Ale wzdęcia są prawdziwe, prawda? Można to zmierzyć. Musi więc dziać się coś więcej niż tylko uszkodzony przekaźnik między mózgiem a tyłkiem. Azpiroz ma na ten temat teorię – wynikającą z oglądania wszystkich tomografii komputerowej wzdętych brzucha. Istnieje widoczna różnica między obrzękiem a stanem nieobrzękowym, ale nie jest to gaz. Zamiast tego jest to położenie przepony, warstwy mięśni rozciągniętych pod płucami, która pomaga w oddychaniu. Kiedy pacjent odczuwa wzdęcia, przepona zapada się, wypychając żołądek. Azpiroz powiedział, że podejrzewa, że jest to zachowanie wyuczone – fizyczne dostosowanie się w odpowiedzi na dyskomfort spowodowany nadwrażliwością nerwów brzusznych. Jego zdaniem można to naprawić. Zasadniczo, zamiast Gas-X, osoby z przewlekłymi wzdęciami muszą na nowo nauczyć się, jak utrzymać przeponę w górze. Pomocny może być system Biofeedback, który wykorzystuje monitory elektroniczne do pokazywania pacjentom, co robi ich ciało i uczenia ich, jak świadomie je kontrolować.
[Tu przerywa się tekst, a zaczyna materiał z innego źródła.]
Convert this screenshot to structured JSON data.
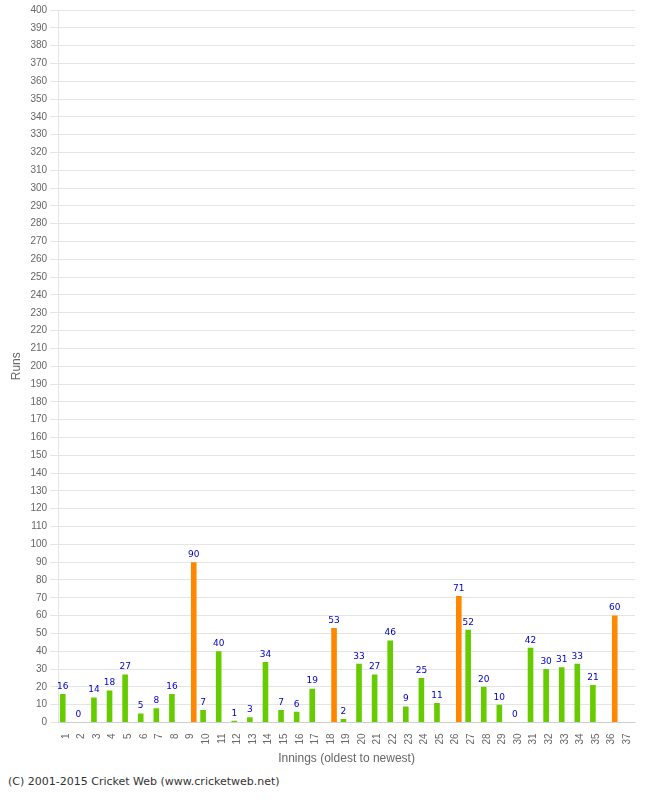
{
  "chart_data": {
    "type": "bar",
    "xlabel": "Innings (oldest to newest)",
    "ylabel": "Runs",
    "footer": "(C) 2001-2015 Cricket Web (www.cricketweb.net)",
    "categories": [
      "1",
      "2",
      "3",
      "4",
      "5",
      "6",
      "7",
      "8",
      "9",
      "10",
      "11",
      "12",
      "13",
      "14",
      "15",
      "16",
      "17",
      "18",
      "19",
      "20",
      "21",
      "22",
      "23",
      "24",
      "25",
      "26",
      "27",
      "28",
      "29",
      "30",
      "31",
      "32",
      "33",
      "34",
      "35",
      "36",
      "37"
    ],
    "series": [
      {
        "color": "#66cc00",
        "values": [
          16,
          0,
          14,
          18,
          27,
          5,
          8,
          16,
          0,
          7,
          40,
          1,
          3,
          34,
          7,
          6,
          19,
          0,
          2,
          33,
          27,
          46,
          9,
          25,
          11,
          0,
          52,
          20,
          10,
          0,
          42,
          30,
          31,
          33,
          21,
          0,
          0
        ],
        "value_labels": [
          "16",
          "0",
          "14",
          "18",
          "27",
          "5",
          "8",
          "16",
          null,
          "7",
          "40",
          "1",
          "3",
          "34",
          "7",
          "6",
          "19",
          null,
          "2",
          "33",
          "27",
          "46",
          "9",
          "25",
          "11",
          null,
          "52",
          "20",
          "10",
          "0",
          "42",
          "30",
          "31",
          "33",
          "21",
          null,
          null
        ]
      },
      {
        "color": "#ff8800",
        "values": [
          0,
          0,
          0,
          0,
          0,
          0,
          0,
          0,
          90,
          0,
          0,
          0,
          0,
          0,
          0,
          0,
          0,
          53,
          0,
          0,
          0,
          0,
          0,
          0,
          0,
          71,
          0,
          0,
          0,
          0,
          0,
          0,
          0,
          0,
          0,
          60,
          0
        ],
        "value_labels": [
          null,
          null,
          null,
          null,
          null,
          null,
          null,
          null,
          "90",
          null,
          null,
          null,
          null,
          null,
          null,
          null,
          null,
          "53",
          null,
          null,
          null,
          null,
          null,
          null,
          null,
          "71",
          null,
          null,
          null,
          null,
          null,
          null,
          null,
          null,
          null,
          "60",
          null
        ]
      }
    ],
    "ylim": [
      0,
      400
    ],
    "yticks": [
      0,
      10,
      20,
      30,
      40,
      50,
      60,
      70,
      80,
      90,
      100,
      110,
      120,
      130,
      140,
      150,
      160,
      170,
      180,
      190,
      200,
      210,
      220,
      230,
      240,
      250,
      260,
      270,
      280,
      290,
      300,
      310,
      320,
      330,
      340,
      350,
      360,
      370,
      380,
      390,
      400
    ],
    "grid": true,
    "data_labels": true
  }
}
I nikt by się o tym nie dowiedział, gdyby naukowcy nie postanowili sprawdzić, ile miejsca w organizmie zajmuje pierdnięcie.
FiveThirtyEight: Co mówi o Tobie Twoja kupa
„Piwny maniak. Odkrywca. Nieuleczalny rozwiązywacz problemów. Podróżujący ninja. Pionier zombie. Amatorski twórca. Oddany orędownik mediów społecznościowych.”